422 U.S. at 210-11 (internal quotation marks and citation omitted). The state’s interest in protecting unwilling viewers from exposure to patently offensive material is accounted for, to some degree, by obscenity doctrine, which originated in part to permit the state to shield the unwilling viewer. “The Miller standard, like its predecessors, was an accommodation between the State’s interests in protecting the sensibilities of unwilling recipients from exposure to pornographic material and the dangers of censorship inherent in unabashedly content-based laws.” Ferber, 458 U.S. at 756 (internal quotation marks and citation omitted); see also Miller, 413 U.S. at 18-19 ("This Court has recognized that the States have a legitimate interest in prohibiting dissemination or exhibition of obscene material when the mode of dissemination carries with it a significant danger of offending the sensibilities of unwilling recipients or of exposure to juveniles.”) (citation omitted). To the extent that speech has serious literary, artistic, political, or scientific value, and therefore is not obscene under the Miller test of obscenity, the state’s interest in shielding unwilling viewers from such speech is tenuous.

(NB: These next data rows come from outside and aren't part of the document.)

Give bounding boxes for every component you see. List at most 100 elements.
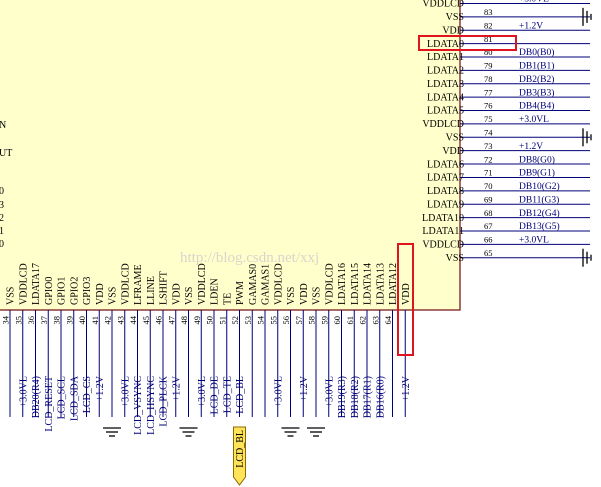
lcd-bl-port: LCD_BL	[233, 426, 246, 486]
left-edge-label: 3	[0, 200, 4, 211]
bottom-pin-name: LDATA16	[337, 263, 348, 305]
right-pin-name: VDDLCD	[422, 119, 464, 130]
bottom-net-label: +3.0VL	[18, 376, 29, 407]
right-pin-number: 74	[484, 128, 493, 138]
right-pin-number: 79	[484, 61, 493, 71]
bottom-net-label: +1.2V	[299, 375, 310, 401]
right-net-label: DB3(B3)	[519, 87, 554, 98]
bottom-pin-number: 50	[205, 316, 215, 325]
right-pin-name: VSS	[446, 133, 464, 144]
right-pin-number: 78	[484, 74, 493, 84]
right-pin-number: 72	[484, 154, 493, 164]
bottom-pin-number: 36	[26, 316, 36, 325]
right-pin-name: LDATA11	[422, 226, 464, 237]
right-pin-name: VSS	[446, 253, 464, 264]
bottom-pin-name: VDDLCD	[18, 263, 29, 305]
right-pin-name: LDATA9	[427, 199, 464, 210]
bottom-net-label: LCD_RESET	[44, 376, 55, 432]
bottom-pin-name: VSS	[184, 287, 195, 305]
right-net-label: DB1(B1)	[519, 61, 554, 72]
bottom-net-label: LCD_DE	[210, 376, 221, 414]
bottom-net-label: +3.0VL	[197, 376, 208, 407]
bottom-pin-name: VDDLCD	[197, 263, 208, 305]
bottom-pin-number: 37	[39, 316, 49, 325]
bottom-pin-number: 39	[64, 316, 74, 325]
bottom-pin-name: GAMAS1	[261, 264, 272, 305]
bottom-pin-name: LDATA13	[375, 263, 386, 305]
bottom-pin-number: 47	[166, 316, 176, 325]
bottom-pin-name: GPIO2	[69, 277, 80, 305]
right-pin-number: 65	[484, 248, 493, 258]
bottom-pin-number: 45	[141, 316, 151, 325]
bottom-pin-number: 53	[243, 316, 253, 325]
right-net-label: +1.2V	[519, 21, 543, 31]
right-pin-number: 75	[484, 114, 493, 124]
right-net-label: DB12(G4)	[519, 208, 560, 219]
bottom-pin-number: 58	[307, 316, 317, 325]
bottom-pin-number: 56	[281, 316, 291, 325]
bottom-pin-number: 38	[52, 316, 62, 325]
bottom-net-label: DB16(R0)	[375, 376, 386, 418]
right-pin-name: LDATA4	[427, 92, 464, 103]
right-pin-name: LDATA7	[427, 173, 464, 184]
right-pin-number: 66	[484, 235, 493, 245]
bottom-net-label: LCD_HSYNC	[146, 376, 157, 435]
bottom-pin-number: 42	[103, 316, 113, 325]
bottom-pin-number: 40	[77, 316, 87, 325]
bottom-pin-number: 43	[115, 316, 125, 325]
right-pin-name: LDATA0	[427, 39, 464, 50]
bottom-pin-name: LLINE	[146, 276, 157, 305]
right-net-label: +1.2V	[519, 142, 543, 152]
bottom-pin-number: 34	[1, 315, 11, 324]
bottom-net-label: +3.0VL	[273, 376, 284, 407]
right-pin-number: 70	[484, 181, 493, 191]
right-net-label: +3.0VL	[519, 236, 549, 246]
bottom-pin-name: VSS	[312, 287, 323, 305]
schematic: N UT 0 3 2 1 0 VDDLCD +3.0VL VSS 83 VDD 82 +1.2V LDAT…	[0, 0, 592, 486]
bottom-pin-number: 57	[294, 316, 304, 325]
bottom-net-label: DB19(R3)	[337, 376, 348, 418]
left-edge-label: 1	[0, 226, 4, 237]
bottom-net-label: +3.0VL	[324, 376, 335, 407]
bottom-pin-number: 51	[217, 316, 227, 325]
right-pin-name: LDATA2	[427, 66, 464, 77]
right-pin-name: VDD	[442, 25, 464, 36]
right-net-label: DB9(G1)	[519, 168, 555, 179]
bottom-pin-name: VDD	[299, 283, 310, 305]
bottom-pin-name: GPIO1	[57, 277, 68, 305]
bottom-pin-name: LDATA14	[363, 263, 374, 305]
bottom-pin-number: 44	[128, 315, 138, 324]
watermark: http://blog.csdn.net/xxj	[180, 250, 319, 266]
bottom-pin-number: 62	[358, 316, 368, 325]
bottom-pin-number: 54	[256, 315, 266, 324]
left-edge-label: 0	[0, 239, 4, 250]
bottom-pin-name: GPIO0	[44, 277, 55, 305]
bottom-net-label: +1.2V	[401, 375, 412, 401]
bottom-pin-name: VDD	[171, 283, 182, 305]
right-net-label: DB8(G0)	[519, 154, 555, 165]
bottom-pin-name: VDDLCD	[273, 263, 284, 305]
bottom-pin-name: VDDLCD	[324, 263, 335, 305]
bottom-pin-number: 49	[192, 316, 202, 325]
bottom-pin-number: 55	[268, 316, 278, 325]
bottom-net-label: +3.0VL	[120, 376, 131, 407]
bottom-pin-name: PWM	[235, 281, 246, 305]
bottom-pin-number: 52	[230, 316, 240, 325]
bottom-pin-name: VDD	[401, 283, 412, 305]
bottom-pin-number: 60	[332, 316, 342, 325]
bottom-pin-number: 46	[154, 316, 164, 325]
bottom-net-label: DB17(R1)	[363, 376, 374, 418]
bottom-pin-number: 59	[319, 316, 329, 325]
bottom-pin-number: 41	[90, 316, 100, 325]
right-pin-number: 80	[484, 47, 493, 57]
left-edge-label: N	[0, 120, 6, 131]
right-pin-name: VDDLCD	[422, 0, 464, 10]
right-pin-name: LDATA5	[427, 106, 464, 117]
bottom-pin-group: VSS 34 VDDLCD 35 +3.0VL LDATA17 36 DB20(R4) GPIO…	[1, 263, 412, 435]
bottom-pin-name: VSS	[286, 287, 297, 305]
right-pin-name: LDATA3	[427, 79, 464, 90]
right-pin-name: VDDLCD	[422, 240, 464, 251]
bottom-pin-name: VSS	[6, 287, 17, 305]
bottom-net-label: DB18(R2)	[350, 376, 361, 418]
right-net-label: +3.0VL	[519, 0, 549, 5]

Nonetheless, the Court has recognized that in certain limited circumstances, the state has a legitimate interest in protecting the public from unwilling exposure to speech that is not obscene. This interest has justified restrictions on speech “when the speaker intrudes on the privacy of the home, or the degree of captivity makes it impractical for the unwilling viewer or auditor to avoid exposure.” Erznoznik, 422 U.S. at 209 (citations omitted). Thus, in FCC v. Pacifica Foundation, 438 U.S. 726 (1978), the Court relied on the state’s interest in shielding viewers’ sensibilities to uphold a prohibition against profanity in radio broadcasts: Patently offensive, indecent material presented over the airwaves confronts the citizen, not only in public, but also in the privacy of the home, where the individual’s right to be left alone plainly outweighs the First Amendment rights of an intruder. Because the broadcast audience is constantly tuning in and out, prior warnings cannot completely protect the listener or viewer from unexpected program content.
Id. at 748 (citation omitted); accord Frisby v. Schultz, 487 U.S. 474, 485 (1988) ("Although in many locations, we expect individuals simply to avoid speech they do not want to hear, the home is different."); see also Lehman v. City of Shaker Heights, 418 U.S. 298, 302 (1974) (plurality opinion) (upholding a content-based restriction on the sale of advertising space in public transit vehicles and noting that “[t]he streetcar audience is a captive audience").